L’Atalanta però continua alla perfezione a cambiarsi d’abito, lasciando nell’armadio (se c’è mai stato) quello di gala e alternando quello da battaglia quando tocca alzare il ritmo e pressare altissimo, e quello da guardia quando c’è da tenere a bada il Leverkusen e ripartire: fino al 70esimo “le Aspirine” non vanno oltre un tiro sbilenco di Frimpong. E infatti se i primi due gol arrivano col primo vestito, il terzo arriva con quello da contropiedista: Scamacca porta palla e scarica ancora per Lookman che punta Tapsoba e tira una sassata di sinistro nel sette, firmando la tripletta personale.

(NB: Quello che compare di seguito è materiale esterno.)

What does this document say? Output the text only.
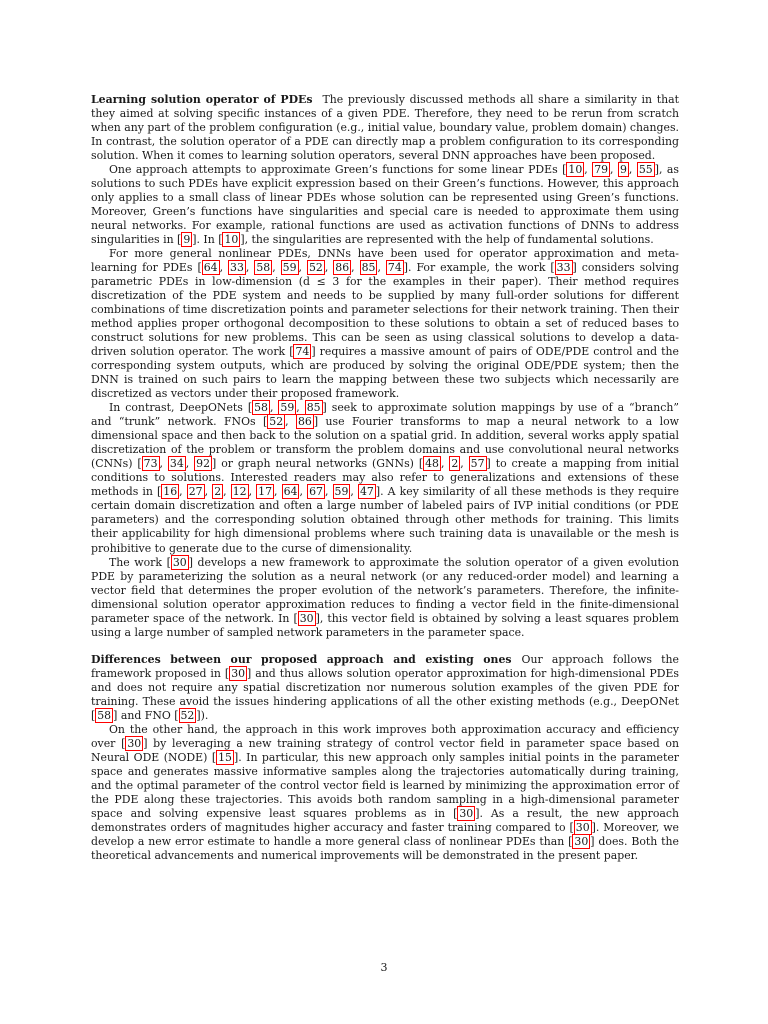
Learning solution operator of PDEs The previously discussed methods all share a similarity in that they aimed at solving specific instances of a given PDE. Therefore, they need to be rerun from scratch when any part of the problem configuration (e.g., initial value, boundary value, problem domain) changes. In contrast, the solution operator of a PDE can directly map a problem configuration to its corresponding solution. When it comes to learning solution operators, several DNN approaches have been proposed.

One approach attempts to approximate Green’s functions for some linear PDEs [ 10 , 79 , 9 , 55 ], as solutions to such PDEs have explicit expression based on their Green’s functions. However, this approach only applies to a small class of linear PDEs whose solution can be represented using Green’s functions. Moreover, Green’s functions have singularities and special care is needed to approximate them using neural networks. For example, rational functions are used as activation functions of DNNs to address singularities in [ 9 ]. In [ 10 ], the singularities are represented with the help of fundamental solutions.

For more general nonlinear PDEs, DNNs have been used for operator approximation and meta-learning for PDEs [ 64 , 33 , 58 , 59 , 52 , 86 , 85 , 74 ]. For example, the work [ 33 ] considers solving parametric PDEs in low-dimension (d ≤ 3 for the examples in their paper). Their method requires discretization of the PDE system and needs to be supplied by many full-order solutions for different combinations of time discretization points and parameter selections for their network training. Then their method applies proper orthogonal decomposition to these solutions to obtain a set of reduced bases to construct solutions for new problems. This can be seen as using classical solutions to develop a data-driven solution operator. The work [ 74 ] requires a massive amount of pairs of ODE/PDE control and the corresponding system outputs, which are produced by solving the original ODE/PDE system; then the DNN is trained on such pairs to learn the mapping between these two subjects which necessarily are discretized as vectors under their proposed framework.

In contrast, DeepONets [ 58 , 59 , 85 ] seek to approximate solution mappings by use of a “branch” and “trunk” network. FNOs [ 52 , 86 ] use Fourier transforms to map a neural network to a low dimensional space and then back to the solution on a spatial grid. In addition, several works apply spatial discretization of the problem or transform the problem domains and use convolutional neural networks (CNNs) [ 73 , 34 , 92 ] or graph neural networks (GNNs) [ 48 , 2 , 57 ] to create a mapping from initial conditions to solutions. Interested readers may also refer to generalizations and extensions of these methods in [ 16 , 27 , 2 , 12 , 17 , 64 , 67 , 59 , 47 ]. A key similarity of all these methods is they require certain domain discretization and often a large number of labeled pairs of IVP initial conditions (or PDE parameters) and the corresponding solution obtained through other methods for training. This limits their applicability for high dimensional problems where such training data is unavailable or the mesh is prohibitive to generate due to the curse of dimensionality.

The work [ 30 ] develops a new framework to approximate the solution operator of a given evolution PDE by parameterizing the solution as a neural network (or any reduced-order model) and learning a vector field that determines the proper evolution of the network’s parameters. Therefore, the infinite-dimensional solution operator approximation reduces to finding a vector field in the finite-dimensional parameter space of the network. In [ 30 ], this vector field is obtained by solving a least squares problem using a large number of sampled network parameters in the parameter space.

Differences between our proposed approach and existing ones Our approach follows the framework proposed in [ 30 ] and thus allows solution operator approximation for high-dimensional PDEs and does not require any spatial discretization nor numerous solution examples of the given PDE for training. These avoid the issues hindering applications of all the other existing methods (e.g., DeepONet [ 58 ] and FNO [ 52 ]).

On the other hand, the approach in this work improves both approximation accuracy and efficiency over [ 30 ] by leveraging a new training strategy of control vector field in parameter space based on Neural ODE (NODE) [ 15 ]. In particular, this new approach only samples initial points in the parameter space and generates massive informative samples along the trajectories automatically during training, and the optimal parameter of the control vector field is learned by minimizing the approximation error of the PDE along these trajectories. This avoids both random sampling in a high-dimensional parameter space and solving expensive least squares problems as in [ 30 ]. As a result, the new approach demonstrates orders of magnitudes higher accuracy and faster training compared to [ 30 ]. Moreover, we develop a new error estimate to handle a more general class of nonlinear PDEs than [ 30 ] does. Both the theoretical advancements and numerical improvements will be demonstrated in the present paper.

3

Minuti da controllare e poi la gloria. La gloria della provincia che riscatta anni di insuccessi riportando la vecchia Coppa Uefa in Italia, dicendo pure come si dovrebbe fare. Non cercando i fuoriclasse che tanto non vengono, o vengono vecchi e senza più nulla da dire né con la prosopopea, ma con giovani valorizzati, un modello di gioco affidato senza grossi assilli a un allenatore per otto anni. Già, l’allenatore: Gasperini, che vince un trofeo, il più importante, dopo che l’idea stessa di vincere con l’Atalanta sembrava essere diventato un miraggio, viste le finali di Coppa Italia perse. Gasperini che cambia gli uomini, dal Papu a Zapata, da Mancini a Hojlund, da Romero a Kessie a Kulusevski ma fa giocare sempre le squadre meravigliosamente, con qualunque interprete. Gasperini che regala a Bergamo un trionfo internazionale, che vince e che può rispettare la regola che se vinci vai via, perché si va via da vincitori. O magari no, perché questa è l’Atalanta, e con l’Atalanta, dalla mitologia al vincere l’Europa League sconfiggendo una squadra imbattuta, le regole valgono poco.